Another question answered on LinkedIn’s Scale Agile group: The team is facing a high Technical debt before adopting Scrum. Now, they want to fix this. How could they include this in the Sprint?
If you already have a lot of technical debt, I would recommend that the first few Sprints do nothing but clear the most expensive debt.
The trick is to persuade the Product Owner that this is necessary, because it means deferring any delivery of “real features” while the debt is paid down.
Note that I say “paid down” rather than “paid off”: in my experience, there is rarely an opportunity to completely pay off technical debt and have a clean Product Backlog with nothing in it but nice user stories that deliver tons of end-user functionality.
At Kerika, we have found that we accumulate some debt almost continuously, and that this is unavoidable even though we are using Scrum.
Purists might argue that a true Scrum model eliminates technical debt, but this is unrealistic when you are dealing with a fast moving market and are focused on rapidly improving your product.
Periodically, we devote an entire Sprint to paying down technical debt. We did one fairly recently because we are in the process of adding some substantial new functionality: Kerika will now become the first Scrum/Kanban/Scrumban tool that has full integration with both Google Drive and Box for sharing project files within distributed team 😉
Because this was a major platform enhancement, we took a 3-week Sprint to pay down our technical debt by clearing a bunch of bugs and server exceptions that individually were never going to make it to the top of the Product Backlog.
The Kerika tool makes it really easy to tag items, so it was easy for us to find all the bugs that were in our (rather large) Product Backlog and we cleared nearly 50 items.
Actually, this was our second debt payoff Sprint this year: in April, the Heartbleed scare prompted us to do a full internal review of our security processes, which morphed into a full review/overhaul of our QA and other software development infrastructure/process stuff, and we spent an entire Sprint to significantly clean up a bunch of stuff that had been moldering a while.

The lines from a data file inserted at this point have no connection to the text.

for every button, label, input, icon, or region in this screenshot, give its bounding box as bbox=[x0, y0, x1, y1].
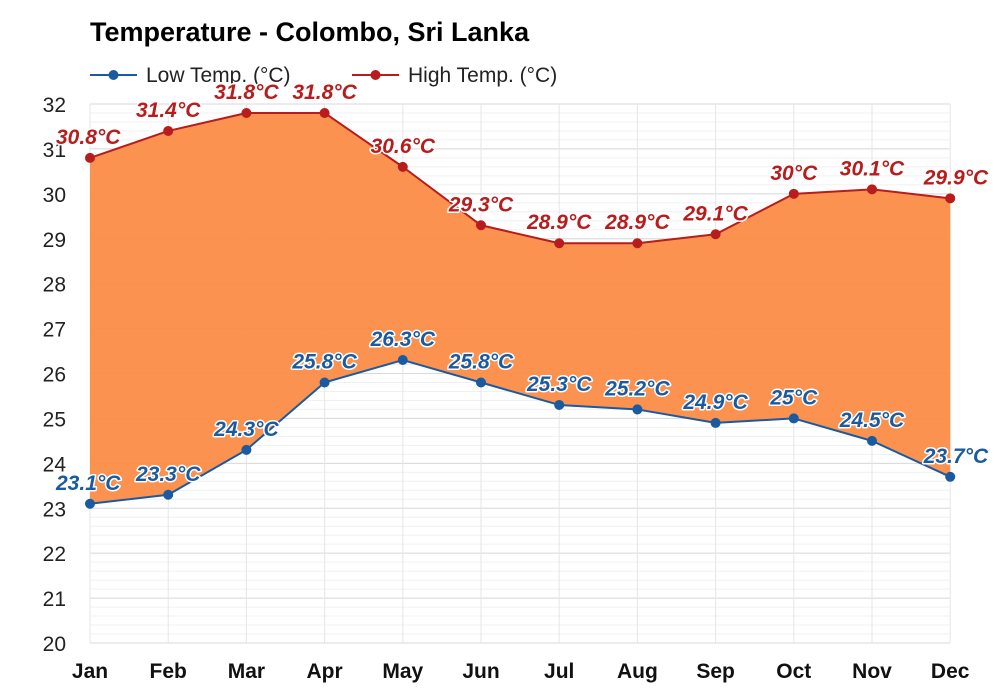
x-tick-label: Oct bbox=[776, 660, 811, 683]
legend-high-marker bbox=[370, 70, 381, 80]
y-tick-label: 22 bbox=[43, 543, 66, 566]
data-point-high[interactable] bbox=[632, 238, 643, 249]
data-point-low[interactable] bbox=[319, 377, 330, 388]
data-label-low: 25°C bbox=[769, 386, 818, 409]
range-area bbox=[90, 112, 951, 504]
y-tick-label: 25 bbox=[43, 408, 66, 431]
data-point-high[interactable] bbox=[163, 125, 174, 136]
temperature-range-fill bbox=[90, 112, 951, 504]
legend: Low Temp. (°C) High Temp. (°C) bbox=[90, 64, 557, 87]
data-label-high: 31.8°C bbox=[292, 81, 357, 104]
x-tick-label: Sep bbox=[696, 660, 735, 683]
data-label-high: 31.8°C bbox=[214, 81, 279, 104]
data-point-low[interactable] bbox=[945, 471, 956, 482]
data-label-low: 24.9°C bbox=[682, 391, 748, 414]
data-label-low: 24.3°C bbox=[213, 418, 279, 441]
data-point-high[interactable] bbox=[397, 161, 408, 172]
legend-high-label: High Temp. (°C) bbox=[408, 64, 557, 87]
data-point-high[interactable] bbox=[945, 193, 956, 204]
data-label-high: 31.4°C bbox=[136, 99, 201, 122]
data-point-low[interactable] bbox=[85, 498, 95, 509]
y-tick-label: 24 bbox=[43, 453, 67, 476]
y-tick-label: 30 bbox=[43, 184, 66, 207]
legend-item-high[interactable]: High Temp. (°C) bbox=[352, 64, 557, 87]
data-label-high: 30.1°C bbox=[840, 157, 905, 180]
data-point-low[interactable] bbox=[397, 355, 408, 366]
y-tick-label: 31 bbox=[43, 139, 66, 162]
x-tick-label: Aug bbox=[617, 660, 658, 683]
data-label-low: 25.8°C bbox=[291, 350, 357, 373]
series-points bbox=[85, 107, 956, 509]
series-lines bbox=[89, 111, 951, 505]
data-point-low[interactable] bbox=[554, 399, 565, 410]
data-point-high[interactable] bbox=[319, 107, 330, 118]
y-tick-label: 21 bbox=[43, 588, 66, 611]
data-label-high: 28.9°C bbox=[526, 211, 592, 234]
data-label-high: 28.9°C bbox=[604, 211, 670, 234]
data-label-low: 25.8°C bbox=[448, 350, 514, 373]
data-label-high: 29.9°C bbox=[923, 166, 989, 189]
data-label-high: 29.1°C bbox=[682, 202, 748, 225]
x-tick-label: Jun bbox=[462, 660, 499, 683]
x-tick-label: Mar bbox=[228, 660, 265, 683]
series-line-low bbox=[89, 359, 951, 505]
y-tick-label: 23 bbox=[43, 498, 66, 521]
data-point-low[interactable] bbox=[632, 404, 643, 415]
data-point-low[interactable] bbox=[163, 489, 174, 500]
data-point-high[interactable] bbox=[476, 220, 486, 231]
x-tick-label: Nov bbox=[852, 660, 892, 683]
y-axis-ticks: 20 21 22 23 24 25 26 27 28 29 30 31 32 bbox=[43, 94, 67, 656]
data-label-low: 26.3°C bbox=[370, 328, 436, 351]
series-line-high bbox=[89, 111, 951, 245]
y-tick-label: 26 bbox=[43, 364, 66, 387]
data-point-high[interactable] bbox=[554, 238, 565, 249]
y-tick-label: 27 bbox=[43, 319, 66, 342]
data-label-low: 23.3°C bbox=[135, 463, 201, 486]
data-point-high[interactable] bbox=[788, 188, 799, 199]
data-label-low: 25.2°C bbox=[604, 377, 670, 400]
x-tick-label: May bbox=[382, 660, 423, 683]
y-tick-label: 29 bbox=[43, 229, 66, 252]
y-tick-label: 20 bbox=[43, 633, 66, 656]
data-point-low[interactable] bbox=[241, 444, 252, 455]
x-tick-label: Apr bbox=[307, 660, 343, 683]
y-tick-label: 28 bbox=[43, 274, 66, 297]
data-point-low[interactable] bbox=[867, 435, 877, 446]
data-point-high[interactable] bbox=[710, 229, 721, 240]
data-point-high[interactable] bbox=[85, 152, 95, 163]
x-axis-ticks: Jan Feb Mar Apr May Jun Jul Aug Sep Oct Nov Dec bbox=[72, 660, 970, 683]
data-label-low: 23.1°C bbox=[55, 472, 121, 495]
data-label-low: 23.7°C bbox=[923, 445, 989, 468]
y-tick-label: 32 bbox=[43, 94, 66, 117]
data-label-low: 25.3°C bbox=[526, 373, 592, 396]
x-tick-label: Dec bbox=[931, 660, 970, 683]
data-point-low[interactable] bbox=[788, 413, 799, 424]
data-label-low: 24.5°C bbox=[839, 409, 905, 432]
data-label-high: 30.8°C bbox=[56, 126, 121, 149]
data-point-low[interactable] bbox=[476, 377, 486, 388]
data-point-high[interactable] bbox=[867, 184, 877, 195]
x-tick-label: Feb bbox=[150, 660, 187, 683]
legend-item-low[interactable]: Low Temp. (°C) bbox=[90, 64, 291, 87]
data-labels: 23.1°C 23.3°C 24.3°C 25.8°C 26.3°C 25.8°C 25.3… bbox=[54, 79, 991, 496]
data-label-high: 30.6°C bbox=[371, 135, 436, 158]
x-tick-label: Jan bbox=[72, 660, 108, 683]
chart-title: Temperature - Colombo, Sri Lanka bbox=[90, 17, 530, 47]
legend-low-label: Low Temp. (°C) bbox=[146, 64, 291, 87]
data-point-low[interactable] bbox=[710, 417, 721, 428]
x-tick-label: Jul bbox=[544, 660, 574, 683]
legend-low-marker bbox=[108, 70, 119, 80]
data-label-high: 29.3°C bbox=[448, 193, 514, 216]
data-label-high: 30°C bbox=[770, 162, 818, 185]
data-point-high[interactable] bbox=[241, 107, 252, 118]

For what it’s worth, we generally do an all-hands-on-deck Sprint to pay down debt: we don’t try to sneak in any new product features because I find that it sends a confusing message to the team about the importance of paying down the debt.
I said earlier that often the big challenge is convincing the Product Owner of the need to devote a Sprint or two to pay down debt; in our case that’s relatively easy because I am the founder/CEO and buy into the idea 😉 but I do believe that if you are going to pay down debt, you need to do it with serious intent and get everyone focused on that, which means the Sprint is all about debt, not new goodies.